Hypokalaemia is common in hypomagnesaemic patients, but the in vivo mechanisms have not been determined. Along the distal nephron, lower intracellular Mg(2+) has been proposed to release the Mg(2+)-mediated inhibition of renal outer medullary K(+) (ROMK) channels, increasing urinary K(+) excretion. Higher activity of the epithelial Na(+) channel (ENaC), which provides the driving force for K(+) secretion via ROMK, may also be required. We tested the hypothesis that hypomagnesaemia-induced hypokalaemia is associated with higher activities of both ENaC and ROMK. C57BL/6J mice were fed normal (NL), low Mg(2+) (LM), low Na(+) (LS) or low Na(+)/Mg(2+) (LS/LM) diets. Kidneys and blood were harvested for western blotting and measurement of plasma [K(+)]. ROMK activity was measured by patch-clamping of split-open distal convoluted tubule 2 (DCT2)/connecting tubule (CNT) from mice on NL or LS/LM diets. Plasma [K(+)] was significantly lower in mice on LS/LM diet.
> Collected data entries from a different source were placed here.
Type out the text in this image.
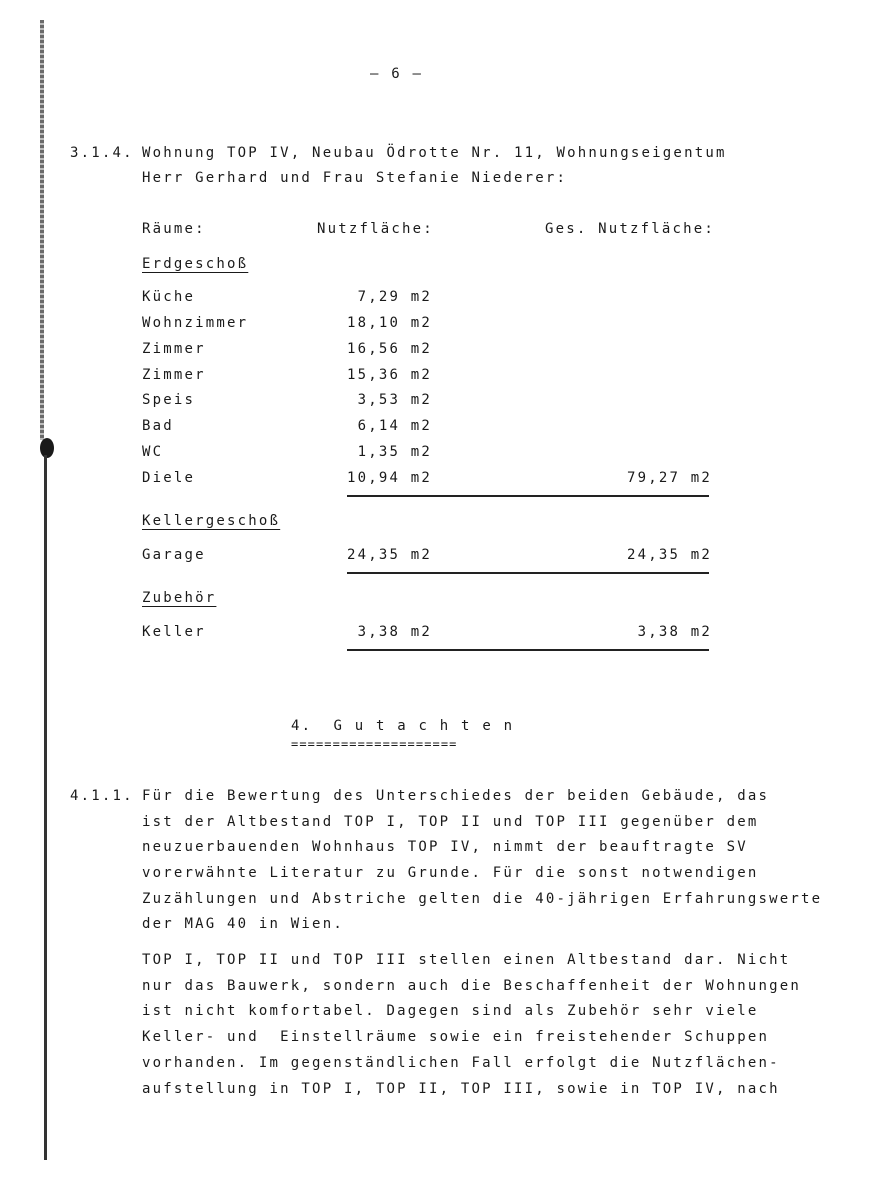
– 6 –
3.1.4. Wohnung TOP IV, Neubau Ödrotte Nr. 11, Wohnungseigentum
Herr Gerhard und Frau Stefanie Niederer:
Räume:	Nutzfläche:	Ges. Nutzfläche:
Erdgeschoß
Küche	7,29 m2
Wohnzimmer	18,10 m2
Zimmer	16,56 m2
Zimmer	15,36 m2
Speis	3,53 m2
Bad	6,14 m2
WC	1,35 m2
Diele	10,94 m2	79,27 m2
Kellergeschoß
Garage	24,35 m2	24,35 m2
Zubehör
Keller	3,38 m2	3,38 m2
4.  G u t a c h t e n
====================
4.1.1. Für die Bewertung des Unterschiedes der beiden Gebäude, das
ist der Altbestand TOP I, TOP II und TOP III gegenüber dem
neuzuerbauenden Wohnhaus TOP IV, nimmt der beauftragte SV
vorerwähnte Literatur zu Grunde. Für die sonst notwendigen
Zuzählungen und Abstriche gelten die 40-jährigen Erfahrungswerte
der MAG 40 in Wien.
TOP I, TOP II und TOP III stellen einen Altbestand dar. Nicht
nur das Bauwerk, sondern auch die Beschaffenheit der Wohnungen
ist nicht komfortabel. Dagegen sind als Zubehör sehr viele
Keller- und  Einstellräume sowie ein freistehender Schuppen
vorhanden. Im gegenständlichen Fall erfolgt die Nutzflächen-
aufstellung in TOP I, TOP II, TOP III, sowie in TOP IV, nach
Compared with mice on NL diet, abundances of cleaved α- and γ-ENaC, which correlate with ENaC activity, were higher in mice on LS diet, and lower in mice on LM diet but not on LS/LM diet, suggesting Na(+) and Mg(2+) restriction counteract each other. A lower natriuretic response to acute amiloride administration confirmed lower ENaC activity in mice on LM diet. ROMK activity along DCT2/CNT was higher in mice on LS/LM but not on LM diet compared with mice on NL diet. Together, our data suggest that Mg(2+) restriction inhibits ENaC activity, and both higher ENaC activity and disinhibition of ROMK are required for the development of hypokalaemia in the context of hypomagnesaemia. KEY POINTS: In patch-clamping experiments, lower intracellular Mg(2+) releases the Mg(2+)-mediated inhibition of renal outer medullary K(+) (ROMK) channels, increasing urinary K(+) excretion, but hypomagnesaemia does not always lead to hypokalaemia in several genetic disorders and animal experiments. Epithelial sodium channel (ENaC)-mediated Na(+) entry provides the driving force for K(+) secretion via ROMK, but how hypomagnesaemia affects ENaC activity remains unknown. We found that ENaC activity is lower following dietary Mg(2+) restriction but is preserved with combined Mg(2+)/Na(+) restriction, stimulating K(+) secretion via ROMK. Our findings probably explain why Mg(2+) restriction alone cannot cause hypokalaemia in vivo and provide new insights into the mechanisms of hypomagnesaemia-induced hypokalaemia.